Başantrenör Djordjevic’in performansı soru işareti olmaya devam ediyor. Guduriç’in etkisizliği, Henry’nin ya çembere bakmaması ya da her topu zorlayarak “makulü yitirmesi”, forvet durumundan kâfi katkı gelmemesi… Hepsi birleşince, Llull’ün, Carroll’ün ve son anda eşinin doğum yapacağını öğrendiği için hastaneye giden Tavares’in olmadığı müsabakada Fenerbahçe son topu sokmayarak Real Madrid’e yenildi. Pablo Laso, iki yıldır epey önemli bir takım derdi yaşasa da ekibine fazlaca hakim. 5 maçta 4 galibiyet son derece yeterli.


Döneme tulum çıkararak başlayan iki ekip var: Barcelona ve Milano. Barcelona, bu hafta Zenit’i farklı mağlup etti: 84-58. Geçen dönem play-off’ta epeyce zorlandıkları Zenit’ten bir nevi intikam almış oldular. Ekibin, tahminen de ligin en büyük yıldızı (tabii Fantasy League oyuncularının da) Mirotiç’in önderliğinde fazlaca rahat bir galibiyet aldılar.

Sertaç Ulu ise sakatlıktan döndü ve birinci defa Barcelona forması giydi. 18 dakikada, 8 sayı 4 ribauntla oynadı. Yalnız, Barcelona’daki “kolej takımı” sorunu bence devam ediyor. Jasikevicius, Barcelona’yı Zalgiris’teki üzere oynatmaya çalıştığı için bence geçen dönem kupayı kaldıramamıştı. Bu dönem da emsal bir sorun yaşayabileceklerini düşünüyorum. Guardların -Calathes ile Jokubaitis- katkısı fazlaca meçhul çünkü.


Milano, bu dönem şampiyonluğun en büyük adaylarından biri olduğunu bir defa daha kanıtladı. Tahminen Asvel karşısında son topta kazandılar ancak Messina’nın öğrencilerinin coşkusu onlar ismine epey ümit verici. Sergio Rodriguez’in bu maçtaki pasları ise sanırım bu dönemin en hoş hareketleri sıralamasında yer alacaktır.
Dörtte sıfırla başlayan iki kadronun müsabakasında, ikinci yarıda büyük farkı kapatarak kazanan Bayern Münih oldu. Trinchieri’nin üzerindeki baskı da bir nebze olsun azalmıştır. Alba Berlin, Kızılyıldız deplasmanında Maodo Lo ve Luke Sikma’nın önderliğinde kazanırken, Maccabi de meskeninde Panathinaikos’u yendi.

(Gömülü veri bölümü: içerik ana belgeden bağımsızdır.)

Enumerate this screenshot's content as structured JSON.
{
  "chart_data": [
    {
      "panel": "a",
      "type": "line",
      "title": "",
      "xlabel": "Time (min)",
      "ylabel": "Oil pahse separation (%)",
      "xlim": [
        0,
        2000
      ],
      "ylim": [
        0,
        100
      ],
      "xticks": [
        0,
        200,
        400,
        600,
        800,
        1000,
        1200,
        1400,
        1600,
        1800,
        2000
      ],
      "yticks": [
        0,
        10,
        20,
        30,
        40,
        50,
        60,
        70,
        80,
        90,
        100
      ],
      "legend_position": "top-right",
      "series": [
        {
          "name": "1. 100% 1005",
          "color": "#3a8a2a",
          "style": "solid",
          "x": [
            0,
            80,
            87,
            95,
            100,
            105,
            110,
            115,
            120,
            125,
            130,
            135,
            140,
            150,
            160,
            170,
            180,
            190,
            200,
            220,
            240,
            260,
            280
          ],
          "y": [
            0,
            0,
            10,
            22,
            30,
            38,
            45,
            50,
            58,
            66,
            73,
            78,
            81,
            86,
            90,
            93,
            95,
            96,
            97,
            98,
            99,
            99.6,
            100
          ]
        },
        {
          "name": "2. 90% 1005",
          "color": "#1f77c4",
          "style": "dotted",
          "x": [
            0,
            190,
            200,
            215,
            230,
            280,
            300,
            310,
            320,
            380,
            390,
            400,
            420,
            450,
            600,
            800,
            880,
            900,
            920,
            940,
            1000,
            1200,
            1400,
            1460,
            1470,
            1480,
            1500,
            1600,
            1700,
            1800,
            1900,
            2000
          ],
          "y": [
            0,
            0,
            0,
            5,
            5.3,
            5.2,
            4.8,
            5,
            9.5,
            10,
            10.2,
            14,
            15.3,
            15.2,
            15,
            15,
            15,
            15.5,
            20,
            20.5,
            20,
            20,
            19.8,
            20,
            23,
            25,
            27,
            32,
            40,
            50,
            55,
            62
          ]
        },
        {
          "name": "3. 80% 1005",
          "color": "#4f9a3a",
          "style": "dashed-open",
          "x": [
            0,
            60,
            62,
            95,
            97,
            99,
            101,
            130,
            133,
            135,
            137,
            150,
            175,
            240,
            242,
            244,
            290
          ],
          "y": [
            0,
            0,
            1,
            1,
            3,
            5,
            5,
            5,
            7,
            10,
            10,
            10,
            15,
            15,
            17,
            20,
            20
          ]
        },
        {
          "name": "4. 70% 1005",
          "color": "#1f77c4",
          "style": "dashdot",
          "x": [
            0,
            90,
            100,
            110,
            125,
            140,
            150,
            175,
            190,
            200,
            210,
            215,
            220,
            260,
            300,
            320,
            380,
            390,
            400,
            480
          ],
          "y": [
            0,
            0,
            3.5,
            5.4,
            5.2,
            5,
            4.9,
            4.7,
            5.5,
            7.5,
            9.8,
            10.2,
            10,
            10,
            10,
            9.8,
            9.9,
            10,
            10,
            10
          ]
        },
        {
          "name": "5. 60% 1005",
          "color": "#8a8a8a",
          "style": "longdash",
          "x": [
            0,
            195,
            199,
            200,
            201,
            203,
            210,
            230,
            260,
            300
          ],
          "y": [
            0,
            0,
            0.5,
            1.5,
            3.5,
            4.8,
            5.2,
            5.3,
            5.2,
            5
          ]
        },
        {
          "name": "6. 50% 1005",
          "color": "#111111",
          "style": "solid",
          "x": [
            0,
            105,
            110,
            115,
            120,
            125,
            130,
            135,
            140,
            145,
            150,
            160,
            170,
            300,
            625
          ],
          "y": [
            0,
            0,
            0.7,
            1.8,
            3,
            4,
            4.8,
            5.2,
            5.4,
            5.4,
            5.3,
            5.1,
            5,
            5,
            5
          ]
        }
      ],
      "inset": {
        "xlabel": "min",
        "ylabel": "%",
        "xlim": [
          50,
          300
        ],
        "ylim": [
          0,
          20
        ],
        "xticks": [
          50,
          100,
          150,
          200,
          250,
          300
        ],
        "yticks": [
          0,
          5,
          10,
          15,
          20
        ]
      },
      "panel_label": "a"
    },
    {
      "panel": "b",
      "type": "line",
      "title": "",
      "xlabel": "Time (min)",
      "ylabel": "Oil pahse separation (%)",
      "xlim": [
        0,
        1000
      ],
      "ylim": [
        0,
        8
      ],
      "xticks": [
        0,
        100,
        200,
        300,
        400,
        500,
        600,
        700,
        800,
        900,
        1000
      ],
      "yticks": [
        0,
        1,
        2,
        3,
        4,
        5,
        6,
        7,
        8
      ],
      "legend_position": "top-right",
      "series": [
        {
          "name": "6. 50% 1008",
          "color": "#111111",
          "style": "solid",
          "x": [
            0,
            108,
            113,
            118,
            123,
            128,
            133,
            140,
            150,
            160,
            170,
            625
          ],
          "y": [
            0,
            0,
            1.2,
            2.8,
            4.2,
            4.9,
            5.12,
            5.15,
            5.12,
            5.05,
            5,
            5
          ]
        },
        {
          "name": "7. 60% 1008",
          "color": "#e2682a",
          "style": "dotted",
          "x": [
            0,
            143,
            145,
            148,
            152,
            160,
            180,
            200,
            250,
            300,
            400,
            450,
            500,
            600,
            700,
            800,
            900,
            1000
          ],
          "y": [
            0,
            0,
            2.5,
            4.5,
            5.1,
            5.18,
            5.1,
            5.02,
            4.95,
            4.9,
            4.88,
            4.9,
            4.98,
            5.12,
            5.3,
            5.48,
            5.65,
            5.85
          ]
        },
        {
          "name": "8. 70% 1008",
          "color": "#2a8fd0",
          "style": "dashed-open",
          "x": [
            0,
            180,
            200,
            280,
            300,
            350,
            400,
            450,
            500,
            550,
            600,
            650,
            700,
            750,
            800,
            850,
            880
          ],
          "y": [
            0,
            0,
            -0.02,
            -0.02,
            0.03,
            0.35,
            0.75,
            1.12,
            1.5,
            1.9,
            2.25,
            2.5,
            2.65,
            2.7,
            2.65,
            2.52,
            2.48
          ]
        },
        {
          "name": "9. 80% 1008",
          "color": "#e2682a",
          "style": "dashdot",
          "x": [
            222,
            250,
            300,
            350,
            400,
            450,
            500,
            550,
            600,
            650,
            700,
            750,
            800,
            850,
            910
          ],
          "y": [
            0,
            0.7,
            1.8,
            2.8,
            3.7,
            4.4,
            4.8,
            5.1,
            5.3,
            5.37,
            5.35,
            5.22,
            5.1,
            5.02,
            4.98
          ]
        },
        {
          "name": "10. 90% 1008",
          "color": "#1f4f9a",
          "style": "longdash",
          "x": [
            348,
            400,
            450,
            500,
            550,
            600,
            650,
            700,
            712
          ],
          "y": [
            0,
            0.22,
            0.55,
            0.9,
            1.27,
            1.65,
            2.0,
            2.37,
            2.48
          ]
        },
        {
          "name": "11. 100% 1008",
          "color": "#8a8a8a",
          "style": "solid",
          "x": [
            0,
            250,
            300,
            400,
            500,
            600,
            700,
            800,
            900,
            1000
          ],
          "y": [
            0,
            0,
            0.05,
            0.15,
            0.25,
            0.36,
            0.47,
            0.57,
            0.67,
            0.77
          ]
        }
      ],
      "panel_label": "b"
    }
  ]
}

Dönemin en bilinmez ekiplerinden biri olan Mike Jamesli Monaco ise dehşetli bir dış şut performansı sergilediği maçta Baskonia’ya yenildi. 26’da 3 üzere dehşet verici bir yüzdeyle oynarlarken başı James çekti: 1/9. Son maçın kaybedilmesinin baş sorumlusu Westermann ise 2 ikilik, 4 üçlük denemesinde isabet bulamayıp 0 sayıyla maçı tamamlayarak bu düzeyde oynamasının fazlaca güç olduğunu bir kere daha kanıtladı. 3 de top kaybı yaptı.

Haftaya, EuroLeague’de çift maç haftası… Fenerbahçe, içerde Barcelona ile oynadıktan daha sonra Pire deplasmanında Olympiakos ile karşılacak. Efes’in fikstürü ise nispeten daha kolay: Panathinaikos deplasmanı ve içerde Zalgiris.